Outro ponto que a música aborda nessa estrofe é que, nem sempre o devoto que está lá na igreja é um praticante do rito, as vezes ele não sabe nem mesmo as rezas que podem ser decoradas, contudo: “ Como não sei rezar, Só queria mostra, Meu olhar, meu olhar, meu olhar”. Entendo, que a participação contemplativa também é uma forma de interagir com a divindade. Através de seu olhar o sertanejo demonstra seu anseio, sua sede da Água da Vida. Certamente o olhar do sertanejo comovido por lágrimas é a mais certa expressão de sua oração, silenciosa e sem palavras, porém cheia de convicção, direcionada ao seu santo de devoção!

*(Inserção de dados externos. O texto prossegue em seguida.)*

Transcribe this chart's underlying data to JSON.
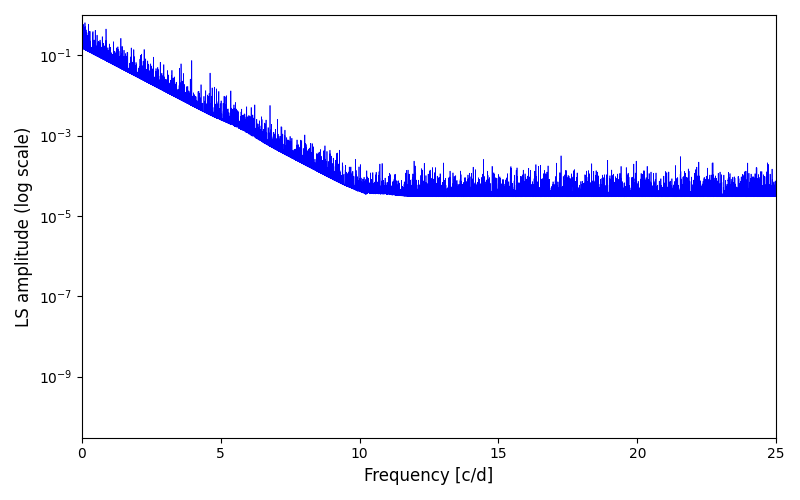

A devoção contemplativa do sertanejo é cercada de símbolos sagrados. Aliás sua própria casa “assume” esse lado artístico-religioso. Cheia de quadros, pinturas, santos. Um quadro que sempre é possível encontrar é uma réplica mal “acabada” da santa ceia. E assim, o sertanejo concebe o sagrado, assim ele adora aos seus “santos”, padroeiras e padroeiros, que em cada cidade é tido como o santo protetor da mesma.
Os significantes de igreja são vários, um lugar imponente, com altas torres, com sino (que inclusive convoca os devotos para as atividades), com várias imagens de esculturas religiosas (santos) que são venerados, adorados, cridos, amados! Nesse lugar acontecem os momentos mais relevantes de sua vida: batismo infantil (criança), crisma, primeira comunhão, catecismo, casamento, e por fim velório-missa de sepultamento e ainda outras missas, sétimo dia, mês, aniversário de um ano, após o falecimento.